Comet is designed to significantly enhance the performance of Apache Spark workloads while leveraging commodity hardware and seamlessly integrating with the Spark ecosystem without requiring any code changes.

Reference the "Spark_3.51_plus_datafusion-comet_Build_wsl2" file for for the a-z process including rust dependencies & python bindings.

See below for links to the official site & description nomenclature. The following are important features:

Targeted Capabilities

This build on wsl2, allows for dual windows/lynx support. Compiled on Server 2022 with Ubuntu-22.04 WSL Version 2. Attain significant performance increases leveraging only commodity hardware.

Data Fusion supports Substrait, i.e ===> unified compute operations on structured data, for interoperability across different languages and systems.

Comet doesn't have official release yet so currently the only way to test it is to build jar and include it in your Spark application.

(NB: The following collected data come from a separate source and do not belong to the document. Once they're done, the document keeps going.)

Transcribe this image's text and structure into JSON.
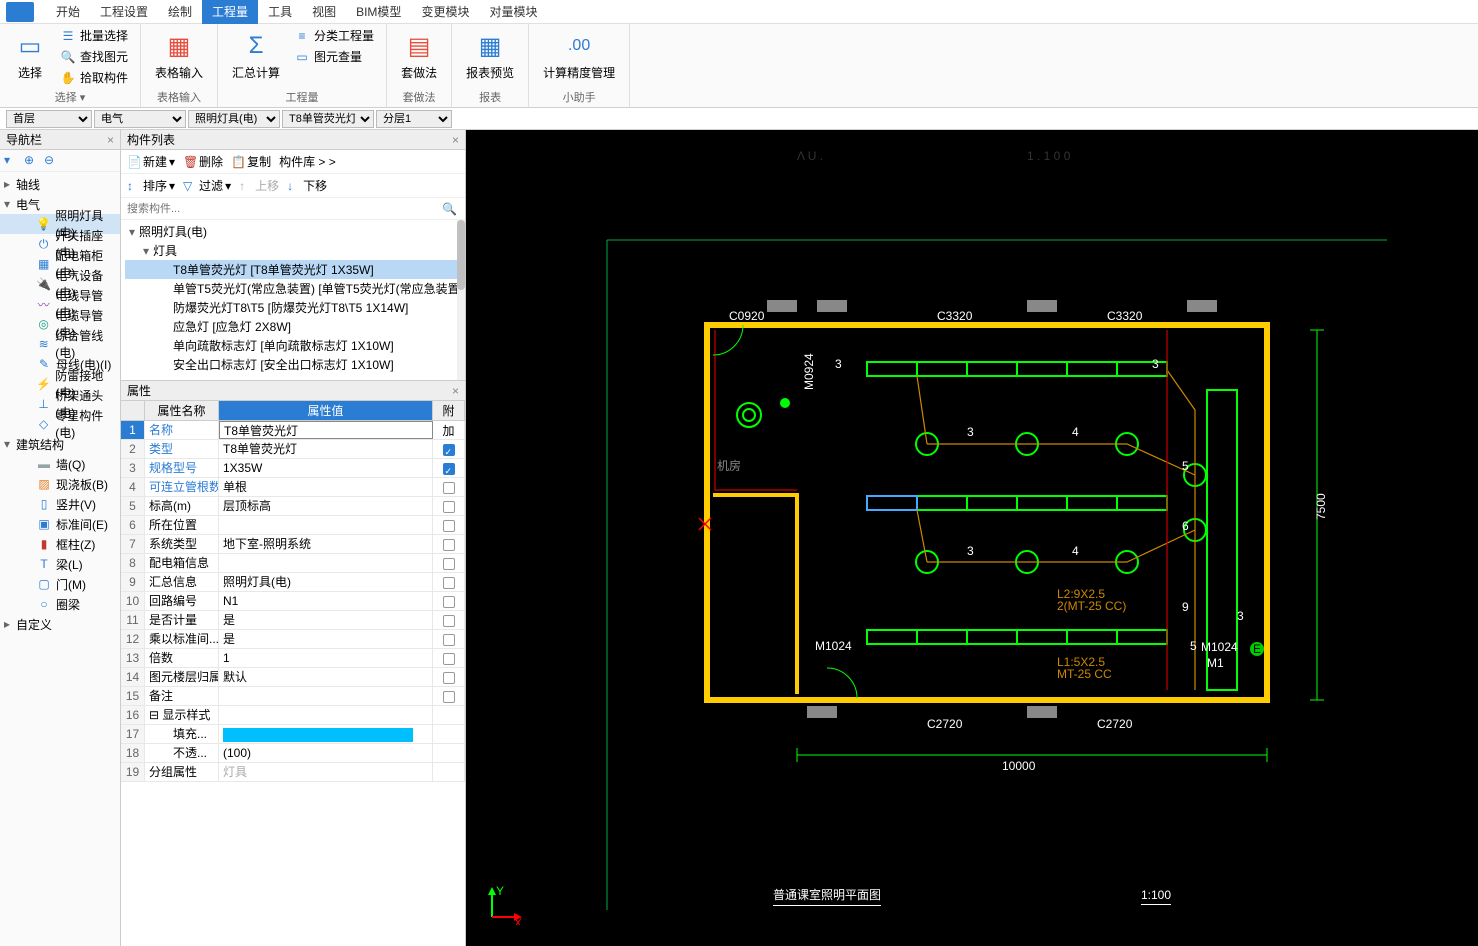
{
  "menubar": {
    "items": [
      "开始",
      "工程设置",
      "绘制",
      "工程量",
      "工具",
      "视图",
      "BIM模型",
      "变更模块",
      "对量模块"
    ],
    "active_index": 3
  },
  "ribbon": {
    "groups": [
      {
        "label": "选择 ▾",
        "big": {
          "label": "选择",
          "icon": "⬚"
        },
        "small": [
          {
            "label": "批量选择",
            "icon": "☰"
          },
          {
            "label": "查找图元",
            "icon": "🔍"
          },
          {
            "label": "拾取构件",
            "icon": "✋"
          }
        ]
      },
      {
        "label": "表格输入",
        "big": {
          "label": "表格输入",
          "icon": "▦"
        }
      },
      {
        "label": "工程量",
        "big": {
          "label": "汇总计算",
          "icon": "Σ"
        },
        "small": [
          {
            "label": "分类工程量",
            "icon": "≡"
          },
          {
            "label": "图元查量",
            "icon": "▭"
          }
        ]
      },
      {
        "label": "套做法",
        "big": {
          "label": "套做法",
          "icon": "▤"
        }
      },
      {
        "label": "报表",
        "big": {
          "label": "报表预览",
          "icon": "▦"
        }
      },
      {
        "label": "小助手",
        "big": {
          "label": "计算精度管理",
          "icon": ".00"
        }
      }
    ]
  },
  "filterbar": {
    "floor": "首层",
    "category": "电气",
    "subcategory": "照明灯具(电)",
    "component": "T8单管荧光灯",
    "layer": "分层1"
  },
  "nav": {
    "title": "导航栏",
    "groups": [
      {
        "name": "轴线",
        "exp": "▸",
        "children": []
      },
      {
        "name": "电气",
        "exp": "▾",
        "children": [
          {
            "name": "照明灯具(电)",
            "icon": "💡",
            "selected": true
          },
          {
            "name": "开关插座(电)",
            "icon": "⏻"
          },
          {
            "name": "配电箱柜(电)",
            "icon": "▦"
          },
          {
            "name": "电气设备(电)",
            "icon": "🔌"
          },
          {
            "name": "电线导管(电)",
            "icon": "〰"
          },
          {
            "name": "电缆导管(电)",
            "icon": "◎"
          },
          {
            "name": "综合管线(电)",
            "icon": "≋"
          },
          {
            "name": "母线(电)(I)",
            "icon": "✎"
          },
          {
            "name": "防雷接地(电)",
            "icon": "⚡"
          },
          {
            "name": "桥架通头(电)",
            "icon": "⊥"
          },
          {
            "name": "零星构件(电)",
            "icon": "◇"
          }
        ]
      },
      {
        "name": "建筑结构",
        "exp": "▾",
        "children": [
          {
            "name": "墙(Q)",
            "icon": "▬"
          },
          {
            "name": "现浇板(B)",
            "icon": "▨"
          },
          {
            "name": "竖井(V)",
            "icon": "▯"
          },
          {
            "name": "标准间(E)",
            "icon": "▣"
          },
          {
            "name": "框柱(Z)",
            "icon": "▮"
          },
          {
            "name": "梁(L)",
            "icon": "T"
          },
          {
            "name": "门(M)",
            "icon": "▢"
          },
          {
            "name": "圈梁",
            "icon": "○"
          }
        ]
      },
      {
        "name": "自定义",
        "exp": "▸",
        "children": []
      }
    ]
  },
  "complist": {
    "title": "构件列表",
    "toolbar1": {
      "new": "新建",
      "delete": "删除",
      "copy": "复制",
      "lib": "构件库 > >"
    },
    "toolbar2": {
      "sort": "排序",
      "filter": "过滤",
      "up": "上移",
      "down": "下移"
    },
    "search_placeholder": "搜索构件...",
    "tree": {
      "root": "照明灯具(电)",
      "group": "灯具",
      "items": [
        {
          "name": "T8单管荧光灯 [T8单管荧光灯 1X35W]",
          "selected": true
        },
        {
          "name": "单管T5荧光灯(常应急装置) [单管T5荧光灯(常应急装置"
        },
        {
          "name": "防爆荧光灯T8\\T5 [防爆荧光灯T8\\T5 1X14W]"
        },
        {
          "name": "应急灯 [应急灯 2X8W]"
        },
        {
          "name": "单向疏散标志灯 [单向疏散标志灯 1X10W]"
        },
        {
          "name": "安全出口标志灯 [安全出口标志灯 1X10W]"
        }
      ]
    }
  },
  "props": {
    "title": "属性",
    "header": {
      "name": "属性名称",
      "value": "属性值",
      "add": "附加"
    },
    "rows": [
      {
        "n": 1,
        "name": "名称",
        "value": "T8单管荧光灯",
        "link": true,
        "selected": true
      },
      {
        "n": 2,
        "name": "类型",
        "value": "T8单管荧光灯",
        "link": true,
        "checked": true
      },
      {
        "n": 3,
        "name": "规格型号",
        "value": "1X35W",
        "link": true,
        "checked": true
      },
      {
        "n": 4,
        "name": "可连立管根数",
        "value": "单根",
        "link": true,
        "checked": false
      },
      {
        "n": 5,
        "name": "标高(m)",
        "value": "层顶标高",
        "checked": false
      },
      {
        "n": 6,
        "name": "所在位置",
        "value": "",
        "checked": false
      },
      {
        "n": 7,
        "name": "系统类型",
        "value": "地下室-照明系统",
        "checked": false
      },
      {
        "n": 8,
        "name": "配电箱信息",
        "value": "",
        "checked": false
      },
      {
        "n": 9,
        "name": "汇总信息",
        "value": "照明灯具(电)",
        "checked": false
      },
      {
        "n": 10,
        "name": "回路编号",
        "value": "N1",
        "checked": false
      },
      {
        "n": 11,
        "name": "是否计量",
        "value": "是",
        "checked": false
      },
      {
        "n": 12,
        "name": "乘以标准间...",
        "value": "是",
        "checked": false
      },
      {
        "n": 13,
        "name": "倍数",
        "value": "1",
        "checked": false
      },
      {
        "n": 14,
        "name": "图元楼层归属",
        "value": "默认",
        "checked": false
      },
      {
        "n": 15,
        "name": "备注",
        "value": "",
        "checked": false
      },
      {
        "n": 16,
        "name": "⊟ 显示样式",
        "value": ""
      },
      {
        "n": 17,
        "name": "　　填充...",
        "value": "",
        "swatch": true
      },
      {
        "n": 18,
        "name": "　　不透...",
        "value": "(100)"
      },
      {
        "n": 19,
        "name": "分组属性",
        "value": "灯具",
        "gray": true
      }
    ]
  },
  "canvas": {
    "labels": {
      "c0920": "C0920",
      "c3320a": "C3320",
      "c3320b": "C3320",
      "m0924": "M0924",
      "m1024a": "M1024",
      "m1024b": "M1024",
      "m1": "M1",
      "c2720a": "C2720",
      "c2720b": "C2720",
      "dim_h": "10000",
      "dim_v": "7500",
      "n3a": "3",
      "n3b": "3",
      "n4a": "4",
      "n3c": "3",
      "n3d": "3",
      "n4b": "4",
      "n5": "5",
      "n6": "6",
      "n9": "9",
      "n5b": "5",
      "n3e": "3",
      "l1": "L2:9X2.5",
      "l2": "2(MT-25 CC)",
      "l3": "L1:5X2.5",
      "l4": "MT-25 CC",
      "room": "机房"
    },
    "title": "普通课室照明平面图",
    "scale": "1:100"
  }
}
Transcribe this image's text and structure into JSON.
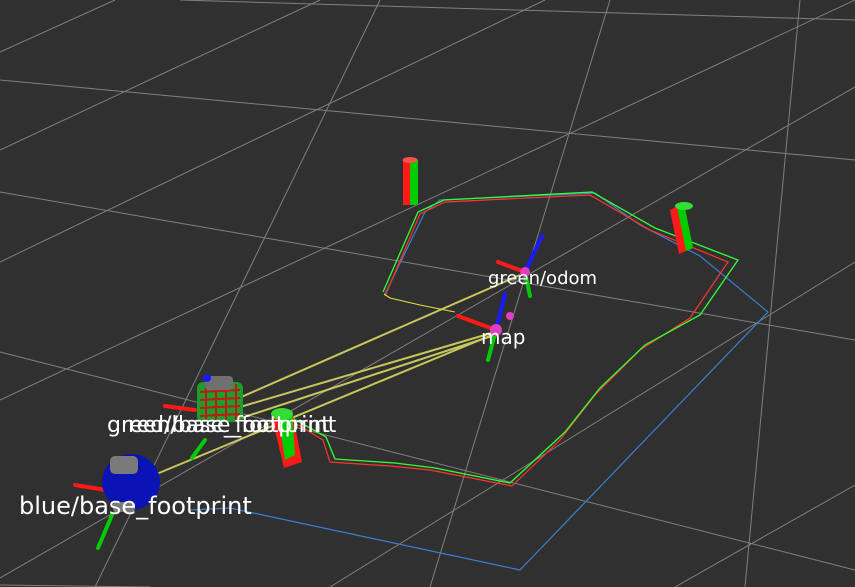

Implement Zero-cost abstractions, Pattern matching, Type inference, No garbage collection, & Native Concurrency through Rust

Performance-critical backend systems are software components or services that handle tasks that require high-speed processing, low-latency responses, and efficient resource utilization. Rust’s performance, thread safety, and error handling make it an excellent choice for developing these types of systems.

TensorFlow and PyTorch currently dominate the deep learning landscape. At the Enterprise level, advanced development often requires to extend these libraries or interface them with other systems. Deep learning models & AI are just one component of a larger system

Implement in tandem with custom extensions for PG/Citus/etc in-DB solutions or Package custom libraries in R, Python or Java.

Wpgu - GPU Compute in the Browser at the Speed of Native: WebGPU Marching Cubes.

FFI (C Application Binary Interface (ABI ABI)), C compatible interface with a wide range of libraries and languages, including C++

Effortless JS Integration, code is entirely sandboxed from the host, having no filesystem or network access. Asynchronous JS code support

PowerShelL Rust FFI access API through .NET framework to Win32 or Azure, technique called P/Invoke (Platform Invocation Services)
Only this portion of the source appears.